The Bayonne Urban Enterprise Zone, which organizes the festival, gave out free Halloween-themed donuts, dogs participated in a costume contest, kids bounced on inflatable rides, played boardwalk-style games, made sand art, and looked on as the Windmill Alliance hosted a car and motorcycle show.
“That car is really fast,” said Jameis, a toddler watching what looked like a row of giant hot wheels. Pointing at a classic Ford Mustang, he said, “I have that one at home.”
Other kids were entertained by a group of actors playing pirates.

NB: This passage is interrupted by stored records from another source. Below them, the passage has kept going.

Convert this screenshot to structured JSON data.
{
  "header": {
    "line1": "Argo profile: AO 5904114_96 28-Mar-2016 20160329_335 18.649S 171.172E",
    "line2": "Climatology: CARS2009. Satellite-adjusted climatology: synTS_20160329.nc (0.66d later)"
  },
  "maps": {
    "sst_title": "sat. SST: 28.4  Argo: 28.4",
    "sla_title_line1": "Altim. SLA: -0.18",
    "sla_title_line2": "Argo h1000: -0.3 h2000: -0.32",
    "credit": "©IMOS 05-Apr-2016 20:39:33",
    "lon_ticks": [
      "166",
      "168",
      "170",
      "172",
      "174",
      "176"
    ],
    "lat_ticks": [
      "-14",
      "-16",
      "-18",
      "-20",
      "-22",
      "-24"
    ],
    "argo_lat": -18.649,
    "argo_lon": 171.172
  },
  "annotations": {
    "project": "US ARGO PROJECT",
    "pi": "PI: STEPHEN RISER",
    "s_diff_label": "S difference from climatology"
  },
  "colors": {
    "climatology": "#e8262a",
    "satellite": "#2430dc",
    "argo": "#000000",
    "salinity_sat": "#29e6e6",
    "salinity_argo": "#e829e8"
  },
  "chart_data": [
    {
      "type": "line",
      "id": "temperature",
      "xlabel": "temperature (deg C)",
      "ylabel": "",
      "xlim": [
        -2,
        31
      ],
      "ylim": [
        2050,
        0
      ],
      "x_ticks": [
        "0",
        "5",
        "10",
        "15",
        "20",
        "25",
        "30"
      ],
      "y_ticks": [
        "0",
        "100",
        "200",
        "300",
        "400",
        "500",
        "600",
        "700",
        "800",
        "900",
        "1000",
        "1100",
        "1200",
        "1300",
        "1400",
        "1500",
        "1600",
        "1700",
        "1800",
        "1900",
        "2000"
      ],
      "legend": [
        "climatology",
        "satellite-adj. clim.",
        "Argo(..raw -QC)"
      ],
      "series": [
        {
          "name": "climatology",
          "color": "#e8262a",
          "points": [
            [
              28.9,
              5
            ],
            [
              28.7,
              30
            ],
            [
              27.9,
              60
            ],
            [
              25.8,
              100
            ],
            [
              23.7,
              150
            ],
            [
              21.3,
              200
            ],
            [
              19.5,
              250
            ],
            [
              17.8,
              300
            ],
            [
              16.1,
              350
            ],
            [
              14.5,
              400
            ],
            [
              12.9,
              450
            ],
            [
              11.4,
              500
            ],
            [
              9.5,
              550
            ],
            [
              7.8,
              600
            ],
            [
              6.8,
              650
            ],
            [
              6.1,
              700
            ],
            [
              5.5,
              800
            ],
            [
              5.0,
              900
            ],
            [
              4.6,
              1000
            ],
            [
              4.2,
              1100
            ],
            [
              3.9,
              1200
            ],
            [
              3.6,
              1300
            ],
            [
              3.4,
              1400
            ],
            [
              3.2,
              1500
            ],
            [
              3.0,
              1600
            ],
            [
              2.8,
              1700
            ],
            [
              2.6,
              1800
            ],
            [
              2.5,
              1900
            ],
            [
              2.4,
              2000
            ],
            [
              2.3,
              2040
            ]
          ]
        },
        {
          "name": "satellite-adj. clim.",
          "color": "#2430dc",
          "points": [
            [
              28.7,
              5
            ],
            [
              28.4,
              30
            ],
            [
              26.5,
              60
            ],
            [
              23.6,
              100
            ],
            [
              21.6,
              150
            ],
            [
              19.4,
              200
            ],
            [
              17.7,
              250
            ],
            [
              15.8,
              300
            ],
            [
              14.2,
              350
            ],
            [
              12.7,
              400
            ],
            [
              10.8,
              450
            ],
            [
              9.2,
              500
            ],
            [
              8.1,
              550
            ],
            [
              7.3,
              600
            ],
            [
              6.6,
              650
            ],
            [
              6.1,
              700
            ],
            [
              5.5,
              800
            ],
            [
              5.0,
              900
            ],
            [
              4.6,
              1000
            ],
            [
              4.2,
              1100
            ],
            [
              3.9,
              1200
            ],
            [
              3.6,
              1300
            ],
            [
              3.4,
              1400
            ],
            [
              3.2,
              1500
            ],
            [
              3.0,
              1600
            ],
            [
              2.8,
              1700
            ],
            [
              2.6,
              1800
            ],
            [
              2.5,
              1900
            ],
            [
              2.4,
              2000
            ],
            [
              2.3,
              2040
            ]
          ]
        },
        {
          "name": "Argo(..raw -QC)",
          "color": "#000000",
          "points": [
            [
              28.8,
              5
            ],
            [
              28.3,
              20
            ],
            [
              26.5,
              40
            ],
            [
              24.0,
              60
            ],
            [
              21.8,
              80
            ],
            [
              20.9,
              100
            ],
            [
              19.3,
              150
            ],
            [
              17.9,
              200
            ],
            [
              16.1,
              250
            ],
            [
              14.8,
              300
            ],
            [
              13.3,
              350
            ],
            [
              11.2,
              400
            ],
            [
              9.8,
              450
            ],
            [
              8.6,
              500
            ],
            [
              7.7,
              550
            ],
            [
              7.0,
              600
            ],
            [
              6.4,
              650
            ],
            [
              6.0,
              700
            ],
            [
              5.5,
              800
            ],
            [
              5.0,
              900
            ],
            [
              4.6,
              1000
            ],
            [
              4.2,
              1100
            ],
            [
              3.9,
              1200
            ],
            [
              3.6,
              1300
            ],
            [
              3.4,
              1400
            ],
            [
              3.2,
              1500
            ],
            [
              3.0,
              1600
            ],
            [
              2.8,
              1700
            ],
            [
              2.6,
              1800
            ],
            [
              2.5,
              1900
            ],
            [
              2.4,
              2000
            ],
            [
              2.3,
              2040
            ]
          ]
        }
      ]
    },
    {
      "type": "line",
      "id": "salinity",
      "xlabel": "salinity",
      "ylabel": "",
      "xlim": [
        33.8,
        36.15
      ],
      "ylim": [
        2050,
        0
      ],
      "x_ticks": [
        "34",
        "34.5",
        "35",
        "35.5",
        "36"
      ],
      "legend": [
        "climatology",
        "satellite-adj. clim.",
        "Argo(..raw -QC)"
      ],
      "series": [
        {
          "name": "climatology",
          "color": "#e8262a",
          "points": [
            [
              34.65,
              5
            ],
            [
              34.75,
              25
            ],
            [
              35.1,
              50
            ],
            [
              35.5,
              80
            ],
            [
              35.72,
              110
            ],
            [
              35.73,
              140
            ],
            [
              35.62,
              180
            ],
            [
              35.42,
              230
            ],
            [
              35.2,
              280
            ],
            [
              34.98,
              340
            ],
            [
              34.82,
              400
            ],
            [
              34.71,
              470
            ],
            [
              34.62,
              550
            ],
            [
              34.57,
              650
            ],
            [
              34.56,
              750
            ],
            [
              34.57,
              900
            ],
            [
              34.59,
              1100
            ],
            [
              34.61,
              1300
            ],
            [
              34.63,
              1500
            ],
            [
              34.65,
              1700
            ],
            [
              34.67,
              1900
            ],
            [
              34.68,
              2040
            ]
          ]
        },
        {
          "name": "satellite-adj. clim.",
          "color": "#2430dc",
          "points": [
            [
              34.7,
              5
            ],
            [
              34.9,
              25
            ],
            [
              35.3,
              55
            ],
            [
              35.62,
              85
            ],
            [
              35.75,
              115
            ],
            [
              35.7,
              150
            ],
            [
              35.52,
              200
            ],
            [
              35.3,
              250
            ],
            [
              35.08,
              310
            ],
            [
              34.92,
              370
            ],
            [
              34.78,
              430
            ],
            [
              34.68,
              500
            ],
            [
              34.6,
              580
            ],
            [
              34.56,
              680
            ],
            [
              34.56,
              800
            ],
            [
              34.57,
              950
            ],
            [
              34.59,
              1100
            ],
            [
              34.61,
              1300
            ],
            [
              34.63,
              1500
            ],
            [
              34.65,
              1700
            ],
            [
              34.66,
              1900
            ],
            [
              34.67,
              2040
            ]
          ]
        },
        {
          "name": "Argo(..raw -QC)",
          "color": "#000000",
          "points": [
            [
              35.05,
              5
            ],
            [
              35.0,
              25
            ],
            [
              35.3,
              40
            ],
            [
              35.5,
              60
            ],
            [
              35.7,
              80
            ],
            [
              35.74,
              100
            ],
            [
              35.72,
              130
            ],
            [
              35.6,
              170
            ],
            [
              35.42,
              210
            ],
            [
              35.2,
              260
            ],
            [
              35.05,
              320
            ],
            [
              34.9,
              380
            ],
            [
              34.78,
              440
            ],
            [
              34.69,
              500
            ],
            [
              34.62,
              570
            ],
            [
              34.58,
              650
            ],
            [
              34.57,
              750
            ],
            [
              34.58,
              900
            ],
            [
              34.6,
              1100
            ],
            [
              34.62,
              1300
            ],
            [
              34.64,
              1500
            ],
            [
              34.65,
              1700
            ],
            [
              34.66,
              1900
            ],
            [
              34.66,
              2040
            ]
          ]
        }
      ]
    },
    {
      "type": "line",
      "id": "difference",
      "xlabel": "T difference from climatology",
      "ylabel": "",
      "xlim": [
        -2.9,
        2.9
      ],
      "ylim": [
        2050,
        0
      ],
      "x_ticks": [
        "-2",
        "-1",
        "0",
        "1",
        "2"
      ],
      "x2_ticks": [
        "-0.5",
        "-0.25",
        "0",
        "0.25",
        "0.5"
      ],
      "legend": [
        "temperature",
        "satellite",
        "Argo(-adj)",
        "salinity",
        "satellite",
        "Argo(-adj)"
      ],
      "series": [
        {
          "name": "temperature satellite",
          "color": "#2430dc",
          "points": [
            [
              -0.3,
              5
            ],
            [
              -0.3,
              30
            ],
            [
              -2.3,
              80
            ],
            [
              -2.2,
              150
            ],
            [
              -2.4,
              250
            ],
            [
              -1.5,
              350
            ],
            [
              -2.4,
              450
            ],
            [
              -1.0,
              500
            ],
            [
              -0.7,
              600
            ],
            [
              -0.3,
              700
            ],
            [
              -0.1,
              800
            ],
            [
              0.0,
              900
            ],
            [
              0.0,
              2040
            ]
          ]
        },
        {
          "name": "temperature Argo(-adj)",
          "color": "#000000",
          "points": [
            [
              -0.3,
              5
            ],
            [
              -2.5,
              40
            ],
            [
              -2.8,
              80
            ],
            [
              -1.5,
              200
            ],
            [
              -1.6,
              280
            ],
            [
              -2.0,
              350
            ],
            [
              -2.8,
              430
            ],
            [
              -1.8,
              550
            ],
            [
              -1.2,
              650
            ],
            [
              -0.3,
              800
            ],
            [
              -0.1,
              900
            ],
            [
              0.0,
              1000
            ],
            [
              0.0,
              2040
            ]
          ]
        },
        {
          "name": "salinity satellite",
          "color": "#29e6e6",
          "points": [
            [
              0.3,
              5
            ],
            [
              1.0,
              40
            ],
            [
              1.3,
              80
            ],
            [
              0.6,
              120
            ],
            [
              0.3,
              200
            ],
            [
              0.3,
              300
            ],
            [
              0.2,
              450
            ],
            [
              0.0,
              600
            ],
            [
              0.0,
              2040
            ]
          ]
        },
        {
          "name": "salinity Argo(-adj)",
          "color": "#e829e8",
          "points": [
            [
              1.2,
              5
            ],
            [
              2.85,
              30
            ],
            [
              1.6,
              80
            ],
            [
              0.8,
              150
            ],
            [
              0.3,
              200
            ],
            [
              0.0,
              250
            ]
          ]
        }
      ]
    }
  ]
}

Kids decorated paper pirate hats, wore eye patches, and drew a pirate ship on the pavement with chalk.
Pirates and politicians
“Line up, my pirates,” said a pirate actor to a group of giggling kids, who were lined up before the chalk pirate ship. “We’re going to walk the plank.”
More dogs were wearing Halloween costumes than people this year. Football jerseys celebrating the start of football season and t-shirts supporting board of education candidates were more common. At the height of election season, many candidates set up tables to meet and greet potential voters. Meanwhile, flyers to vote for Democratic Senator Bob Menendez or his Republican challenger, Bob Hugin, were being handed out.
“The people here are very nice and festive,” — Penny Dee
The political costumes weren’t nearly as eye-catching as Marty Coretti and Captain Bayonne, who staked out their own table to sell copies of their amateur comedy film shot in Bayonne.
“I get a lot of looks,” said Coretti, who was wearing a green superhero costume with an accessory belt, complete with a fart gun. “Kids love this stuff. I’ve been getting a lot of photos.”
Penny Dee, who plays a role in the film, drove from Pennsylvania to attend the festival.
“The people here are very nice and festive,” said Dee, wearing a bright red wing. “I’ve seen a lot of kids dressed as princesses, unicorns, kitty cats. Adults think they’ve outgrown it, but some adults keep the kid inside. Those are the smart ones.”